Saturday, October 20, 2007

Cow Cow Cow.


A story:
I worked at a Jewish summer camp a year ago. I remember the Challah chant, where someone would yell "Cha!" and little kids would finish with "lah!" Then it gets silly, like "Chaaaaa, cha, cha.....Laaaaaaah, lah, lah." Get it?
I decided, in an effort to kill a little time on Friday, that we would do the "vaca" chant, which means cow. Simple enough. I say va, you say ca. But when I say va-va, the response takes on a slightly different edge. An online translator defines it like this:
caca f familiar
1 (excremento) poo: el niƱo quiere hacer caca, the boy needs to have a poo.

I lead over 20 second graders in the chanting "crap! crap! craaap!" and boy did they like it.
I was totally unaware until i noticed a few wide-eyed kids with their hands over their mouths. I'm still waiting to see if angry parents call me about my "teaching methods."

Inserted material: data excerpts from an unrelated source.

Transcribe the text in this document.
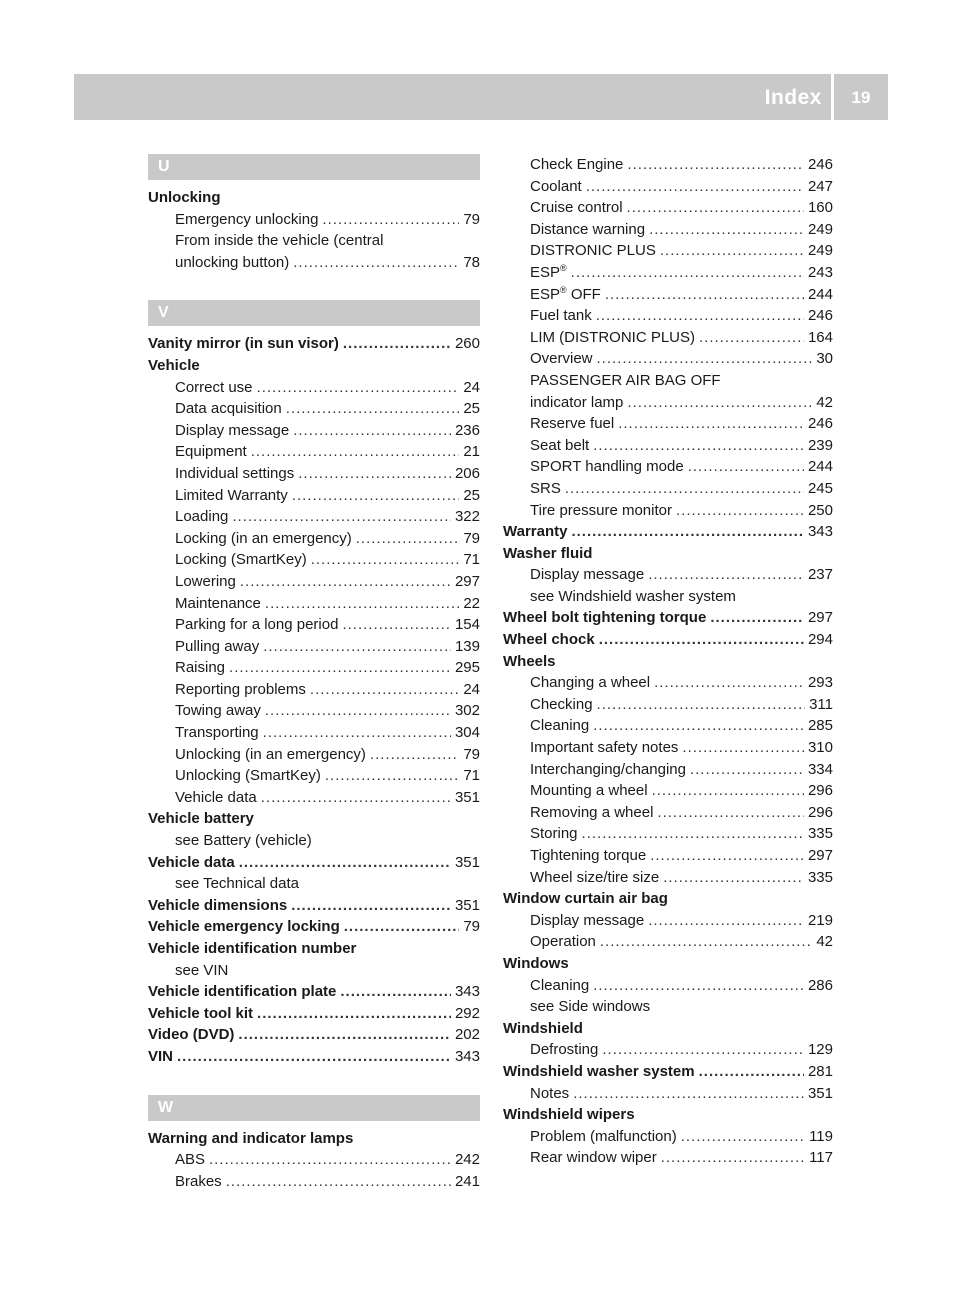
Index	19
U
Unlocking
Emergency unlocking .....	79
From inside the vehicle (central
unlocking button) .....	78
V
Vanity mirror (in sun visor) .....	260
Vehicle
Correct use .....	24
Data acquisition .....	25
Display message .....	236
Equipment .....	21
Individual settings .....	206
Limited Warranty .....	25
Loading .....	322
Locking (in an emergency) .....	79
Locking (SmartKey) .....	71
Lowering .....	297
Maintenance .....	22
Parking for a long period .....	154
Pulling away .....	139
Raising .....	295
Reporting problems .....	24
Towing away .....	302
Transporting .....	304
Unlocking (in an emergency) .....	79
Unlocking (SmartKey) .....	71
Vehicle data .....	351
Vehicle battery
see Battery (vehicle)
Vehicle data .....	351
see Technical data
Vehicle dimensions .....	351
Vehicle emergency locking .....	79
Vehicle identification number
see VIN
Vehicle identification plate .....	343
Vehicle tool kit .....	292
Video (DVD) .....	202
VIN .....	343
W
Warning and indicator lamps
ABS .....	242
Brakes .....	241
Check Engine .....	246
Coolant .....	247
Cruise control .....	160
Distance warning .....	249
DISTRONIC PLUS .....	249
ESP® .....	243
ESP® OFF .....	244
Fuel tank .....	246
LIM (DISTRONIC PLUS) .....	164
Overview .....	30
PASSENGER AIR BAG OFF
indicator lamp .....	42
Reserve fuel .....	246
Seat belt .....	239
SPORT handling mode .....	244
SRS .....	245
Tire pressure monitor .....	250
Warranty .....	343
Washer fluid
Display message .....	237
see Windshield washer system
Wheel bolt tightening torque .....	297
Wheel chock .....	294
Wheels
Changing a wheel .....	293
Checking .....	311
Cleaning .....	285
Important safety notes .....	310
Interchanging/changing .....	334
Mounting a wheel .....	296
Removing a wheel .....	296
Storing .....	335
Tightening torque .....	297
Wheel size/tire size .....	335
Window curtain air bag
Display message .....	219
Operation .....	42
Windows
Cleaning .....	286
see Side windows
Windshield
Defrosting .....	129
Windshield washer system .....	281
Notes .....	351
Windshield wipers
Problem (malfunction) .....	119
Rear window wiper .....	117
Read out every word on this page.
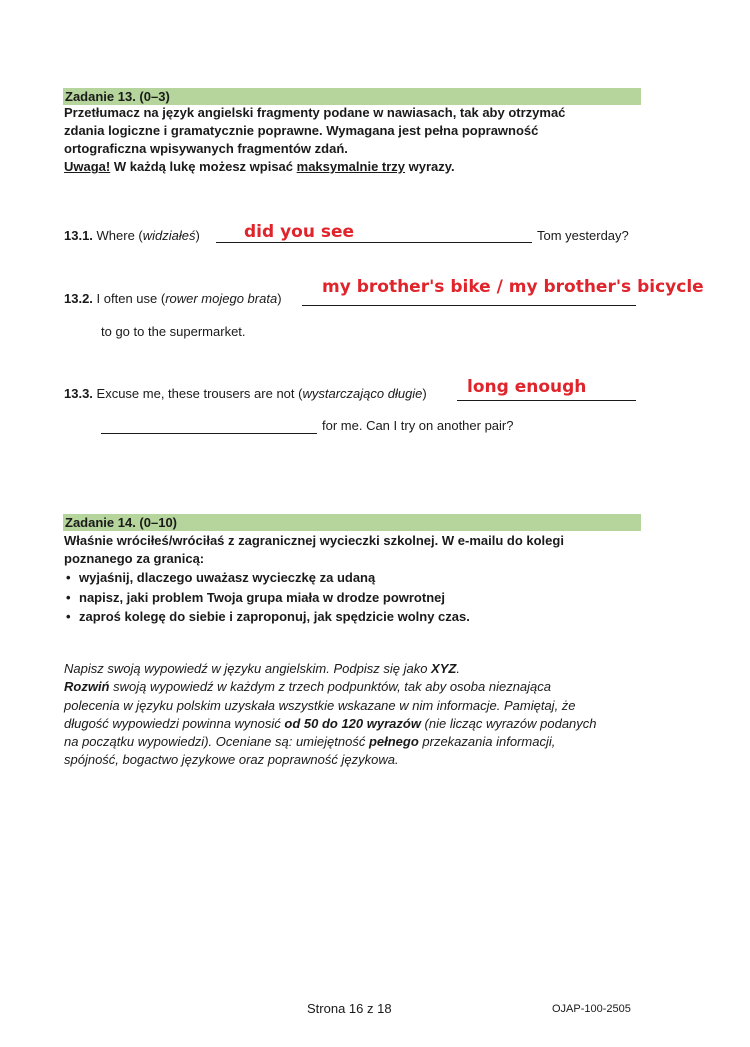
Zadanie 13. (0–3)
Przetłumacz na język angielski fragmenty podane w nawiasach, tak aby otrzymać
zdania logiczne i gramatycznie poprawne. Wymagana jest pełna poprawność
ortograficzna wpisywanych fragmentów zdań.
Uwaga! W każdą lukę możesz wpisać maksymalnie trzy wyrazy.
13.1. Where (widziałeś)	did you see	Tom yesterday?
13.2. I often use (rower mojego brata)
my brother's bike / my brother's bicycle
to go to the supermarket.
13.3. Excuse me, these trousers are not (wystarczająco długie) long enough
for me. Can I try on another pair?
Zadanie 14. (0–10)
Właśnie wróciłeś/wróciłaś z zagranicznej wycieczki szkolnej. W e-mailu do kolegi
poznanego za granicą:
• wyjaśnij, dlaczego uważasz wycieczkę za udaną
• napisz, jaki problem Twoja grupa miała w drodze powrotnej
• zaproś kolegę do siebie i zaproponuj, jak spędzicie wolny czas.
Napisz swoją wypowiedź w języku angielskim. Podpisz się jako XYZ.
Rozwiń swoją wypowiedź w każdym z trzech podpunktów, tak aby osoba nieznająca
polecenia w języku polskim uzyskała wszystkie wskazane w nim informacje. Pamiętaj, że
długość wypowiedzi powinna wynosić od 50 do 120 wyrazów (nie licząc wyrazów podanych
na początku wypowiedzi). Oceniane są: umiejętność pełnego przekazania informacji,
spójność, bogactwo językowe oraz poprawność językowa.
Strona 16 z 18	OJAP-100-2505
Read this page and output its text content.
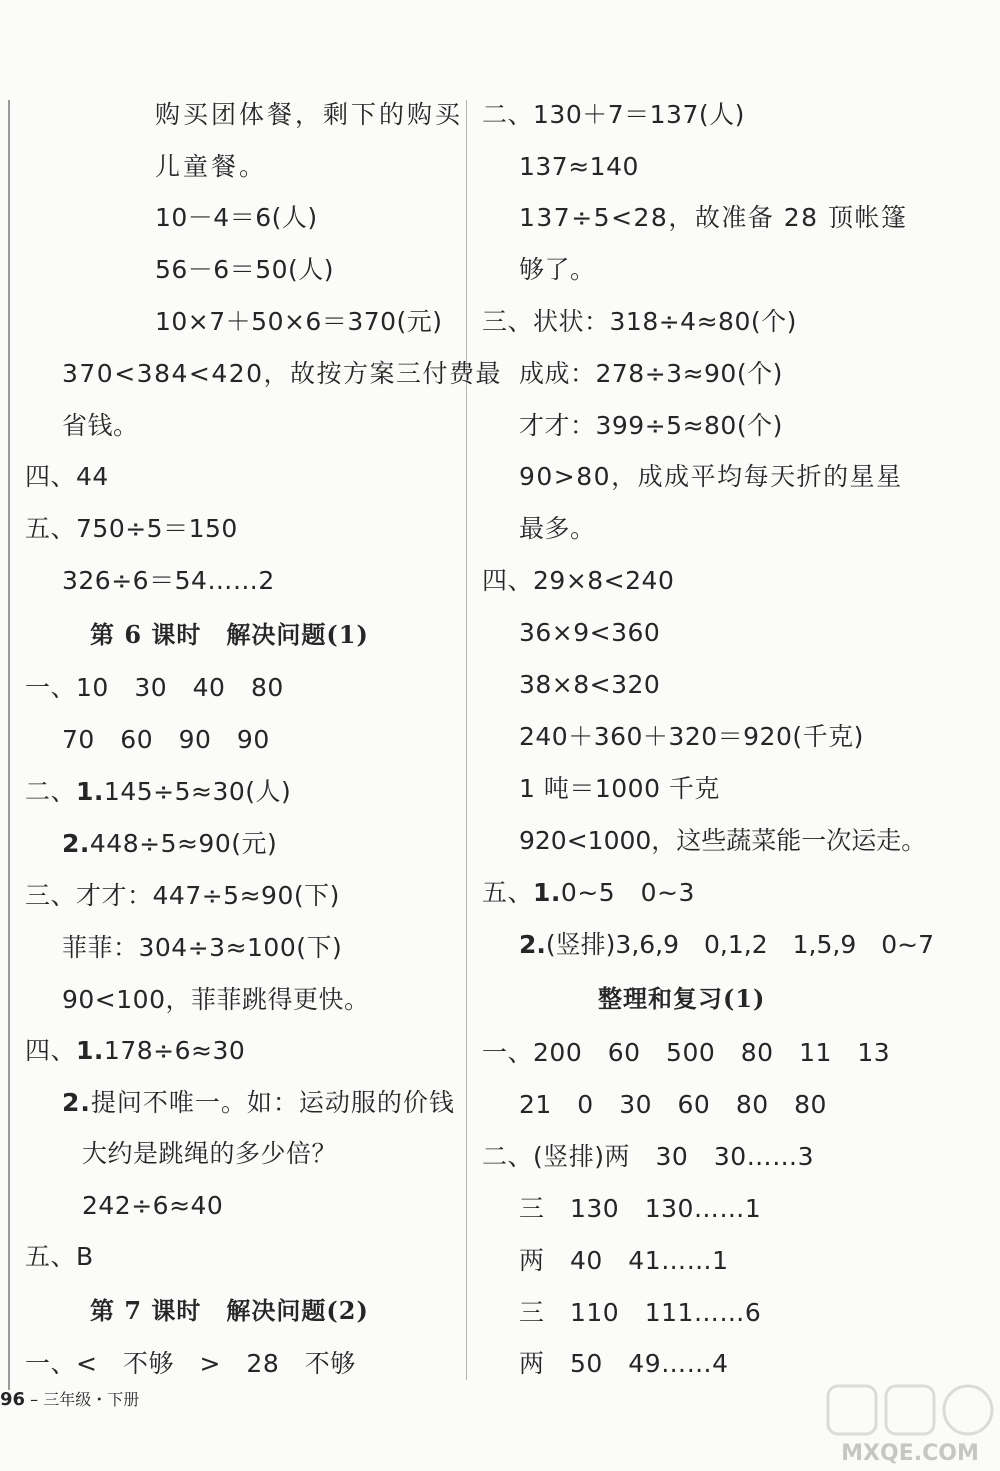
购买团体餐，剩下的购买
儿童餐。
10－4＝6(人)
56－6＝50(人)
10×7＋50×6＝370(元)
370<384<420，故按方案三付费最
省钱。
四、44
五、750÷5＝150
326÷6＝54……2
第 6 课时　解决问题(1)
一、10　30　40　80
70　60　90　90
二、1.145÷5≈30(人)
2.448÷5≈90(元)
三、才才：447÷5≈90(下)
菲菲：304÷3≈100(下)
90<100，菲菲跳得更快。
四、1.178÷6≈30
2.提问不唯一。如：运动服的价钱
大约是跳绳的多少倍？
242÷6≈40
五、B
第 7 课时　解决问题(2)
一、<　不够　>　28　不够
二、130＋7＝137(人)
137≈140
137÷5<28，故准备 28 顶帐篷
够了。
三、状状：318÷4≈80(个)
成成：278÷3≈90(个)
才才：399÷5≈80(个)
90>80，成成平均每天折的星星
最多。
四、29×8<240
36×9<360
38×8<320
240＋360＋320＝920(千克)
1 吨＝1000 千克
920<1000，这些蔬菜能一次运走。
五、1.0~5　0~3
2.(竖排)3,6,9　0,1,2　1,5,9　0~7
整理和复习(1)
一、200　60　500　80　11　13
21　0　30　60　80　80
二、(竖排)两　30　30……3
三　130　130……1
两　40　41……1
三　110　111……6
两　50　49……4
96 – 三年级・下册
MXQE.COM
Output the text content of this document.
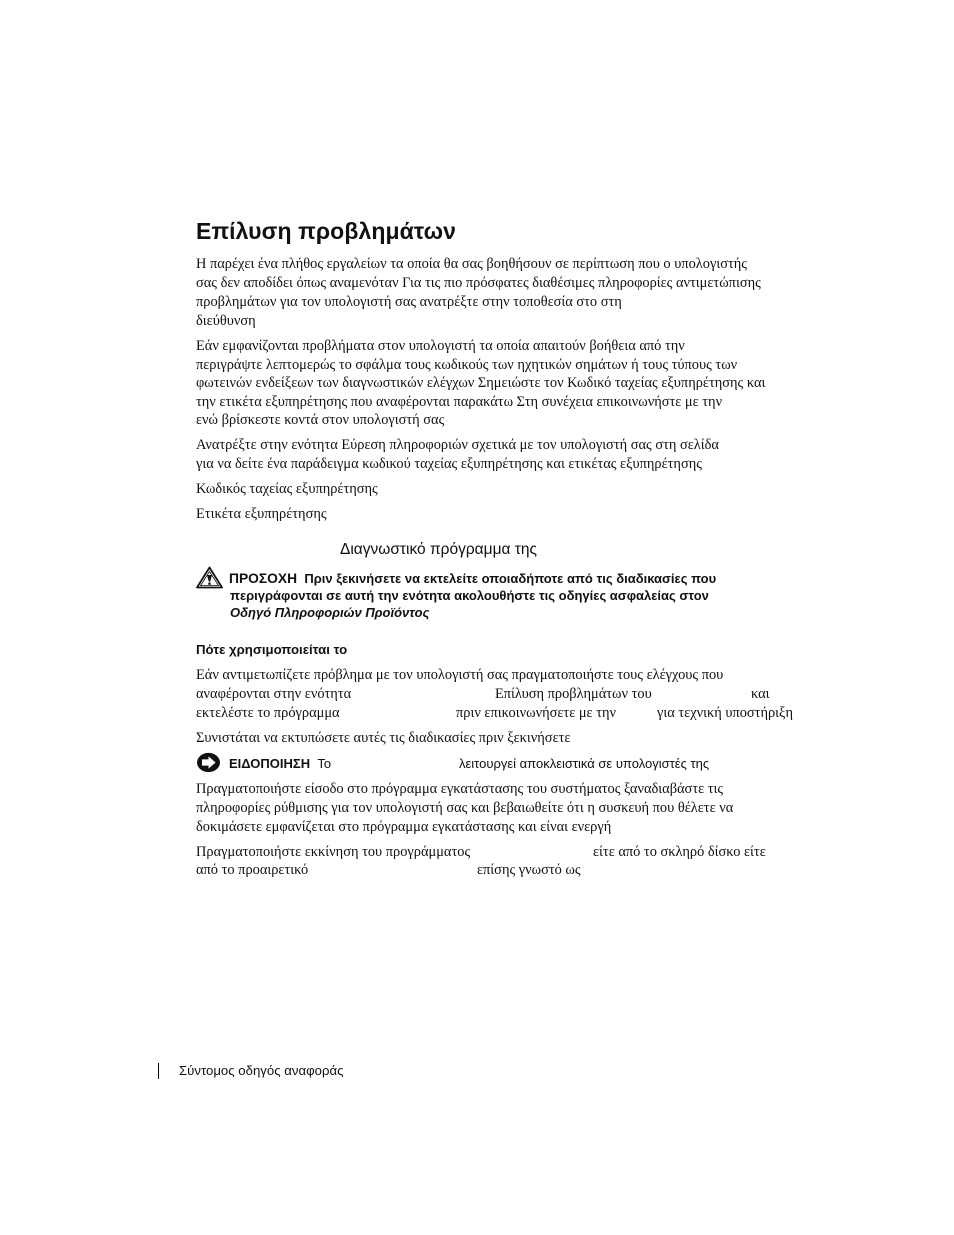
Επίλυση προβλημάτων
Η παρέχει ένα πλήθος εργαλείων τα οποία θα σας βοηθήσουν σε περίπτωση που ο υπολογιστής
σας δεν αποδίδει όπως αναμενόταν Για τις πιο πρόσφατες διαθέσιμες πληροφορίες αντιμετώπισης
προβλημάτων για τον υπολογιστή σας ανατρέξτε στην τοποθεσία στο στη
διεύθυνση
Εάν εμφανίζονται προβλήματα στον υπολογιστή τα οποία απαιτούν βοήθεια από την
περιγράψτε λεπτομερώς το σφάλμα τους κωδικούς των ηχητικών σημάτων ή τους τύπους των
φωτεινών ενδείξεων των διαγνωστικών ελέγχων Σημειώστε τον Κωδικό ταχείας εξυπηρέτησης και
την ετικέτα εξυπηρέτησης που αναφέρονται παρακάτω Στη συνέχεια επικοινωνήστε με την
ενώ βρίσκεστε κοντά στον υπολογιστή σας
Ανατρέξτε στην ενότητα Εύρεση πληροφοριών σχετικά με τον υπολογιστή σας στη σελίδα
για να δείτε ένα παράδειγμα κωδικού ταχείας εξυπηρέτησης και ετικέτας εξυπηρέτησης
Κωδικός ταχείας εξυπηρέτησης
Ετικέτα εξυπηρέτησης
Διαγνωστικό πρόγραμμα της
ΠΡΟΣΟΧΗ Πριν ξεκινήσετε να εκτελείτε οποιαδήποτε από τις διαδικασίες που
περιγράφονται σε αυτή την ενότητα ακολουθήστε τις οδηγίες ασφαλείας στον
Οδηγό Πληροφοριών Προϊόντος
Πότε χρησιμοποιείται το
Εάν αντιμετωπίζετε πρόβλημα με τον υπολογιστή σας πραγματοποιήστε τους ελέγχους που
αναφέρονται στην ενότητα	Επίλυση προβλημάτων του	και
εκτελέστε το πρόγραμμα	πριν επικοινωνήσετε με την	για τεχνική υποστήριξη
Συνιστάται να εκτυπώσετε αυτές τις διαδικασίες πριν ξεκινήσετε
ΕΙΔΟΠΟΙΗΣΗ Το	λειτουργεί αποκλειστικά σε υπολογιστές της
Πραγματοποιήστε είσοδο στο πρόγραμμα εγκατάστασης του συστήματος ξαναδιαβάστε τις
πληροφορίες ρύθμισης για τον υπολογιστή σας και βεβαιωθείτε ότι η συσκευή που θέλετε να
δοκιμάσετε εμφανίζεται στο πρόγραμμα εγκατάστασης και είναι ενεργή
Πραγματοποιήστε εκκίνηση του προγράμματος	είτε από το σκληρό δίσκο είτε
από το προαιρετικό	επίσης γνωστό ως
Σύντομος οδηγός αναφοράς
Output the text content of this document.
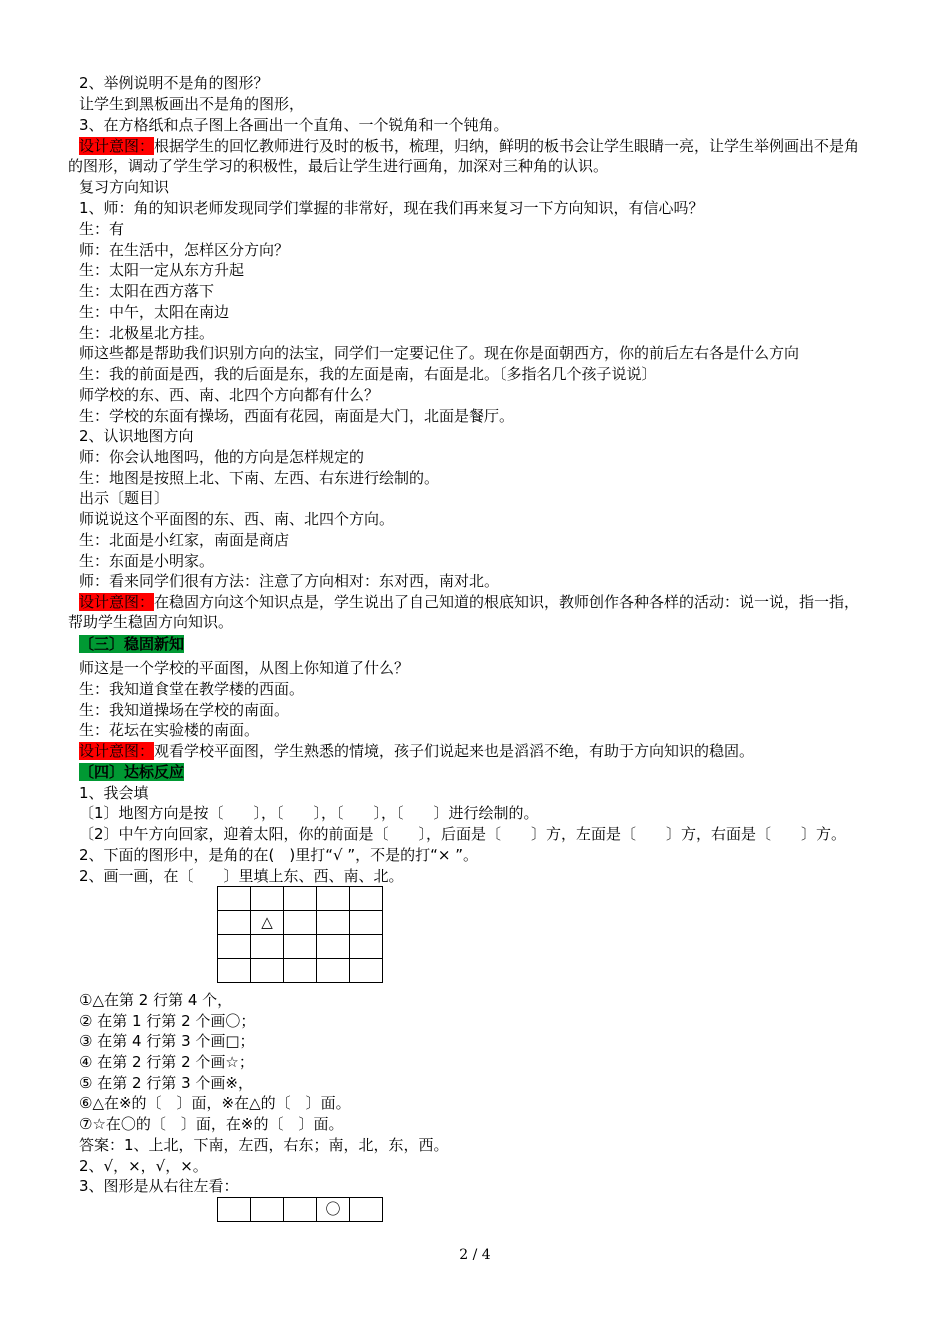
2、举例说明不是角的图形？
让学生到黑板画出不是角的图形，
3、在方格纸和点子图上各画出一个直角、一个锐角和一个钝角。
设计意图：根据学生的回忆教师进行及时的板书，梳理，归纳，鲜明的板书会让学生眼睛一亮，让学生举例画出不是角的图形，调动了学生学习的积极性，最后让学生进行画角，加深对三种角的认识。
复习方向知识
1、师：角的知识老师发现同学们掌握的非常好，现在我们再来复习一下方向知识，有信心吗？
生：有
师：在生活中，怎样区分方向？
生：太阳一定从东方升起
生：太阳在西方落下
生：中午，太阳在南边
生：北极星北方挂。
师这些都是帮助我们识别方向的法宝，同学们一定要记住了。现在你是面朝西方，你的前后左右各是什么方向
生：我的前面是西，我的后面是东，我的左面是南，右面是北。〔多指名几个孩子说说〕
师学校的东、西、南、北四个方向都有什么？
生：学校的东面有操场，西面有花园，南面是大门，北面是餐厅。
2、认识地图方向
师：你会认地图吗，他的方向是怎样规定的
生：地图是按照上北、下南、左西、右东进行绘制的。
出示〔题目〕
师说说这个平面图的东、西、南、北四个方向。
生：北面是小红家，南面是商店
生：东面是小明家。
师：看来同学们很有方法：注意了方向相对：东对西，南对北。
设计意图：在稳固方向这个知识点是，学生说出了自己知道的根底知识，教师创作各种各样的活动：说一说，指一指，帮助学生稳固方向知识。
〔三〕稳固新知
师这是一个学校的平面图，从图上你知道了什么？
生：我知道食堂在教学楼的西面。
生：我知道操场在学校的南面。
生：花坛在实验楼的南面。
设计意图：观看学校平面图，学生熟悉的情境，孩子们说起来也是滔滔不绝，有助于方向知识的稳固。
〔四〕达标反应
1、我会填
〔1〕地图方向是按〔　　〕，〔　　〕，〔　　〕，〔　　〕进行绘制的。
〔2〕中午方向回家，迎着太阳，你的前面是〔　　〕，后面是〔　　〕方，左面是〔　　〕方，右面是〔　　〕方。
2、下面的图形中，是角的在(　)里打“√ ”，不是的打“× ”。
2、画一画，在〔　　〕里填上东、西、南、北。

	△			

①△在第 2 行第 4 个，
② 在第 1 行第 2 个画〇；
③ 在第 4 行第 3 个画□；
④ 在第 2 行第 2 个画☆；
⑤ 在第 2 行第 3 个画※，
⑥△在※的〔　〕面，※在△的〔　〕面。
⑦☆在〇的〔　〕面，在※的〔　〕面。
答案：1、上北，下南，左西，右东；南，北，东，西。
2、√，×，√，×。
3、图形是从右往左看：
			〇	
2 / 4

I've been reading in a book on how to teach the second grade, and one idea really made sense to me. There are two different classrooms. One has a teacher that stands at the front and because of some sense of authority or control, he or she demands that the kids work. Copy this, be quiet, read your book. Or, the teacher and the students can work on the same level, because everyone agrees that they want to learn. This allows the teacher to be a helper, moving about the classroom. This is what I want to do, but it is difficult. My class is cramped, and the students want to break free from their desks. And I only confuse them if we try to do an activity that doesn't involve copying from the board. I've heard that much of education here is copying and more copying. If I write fill-in-the-blank sentences on the board, many of the students copy the blank line and think they completed the task.
I'm realizing that much of the chaos in the classroom happens because they just don't know english. It's very discouraging to have most of your classes in a foreign language, I'm sure. I have to admire their creativity, though. They have mastered the technique of destroying pencils so they won't have to write. One kid even pokes holes in the screen wire windows and pushes his pencils out into the street. If they could just apply their creativity in other ways...
In order to build up their english, we're backtracking. This past week we did a lot of work with the ABC's and basic sentences. I feel like I'm making ground, because they are losing their inhibitions towards reading out loud and writing. I've made many mistakes, but another teacher here said hiring underqualified teachers is the only way that bilingual school's can run.

ps- Somewhere between the United States and Siguatepeque, suspended in mid-air, is a copy of radiohead's new album. I can only hope it will land in my mailbox.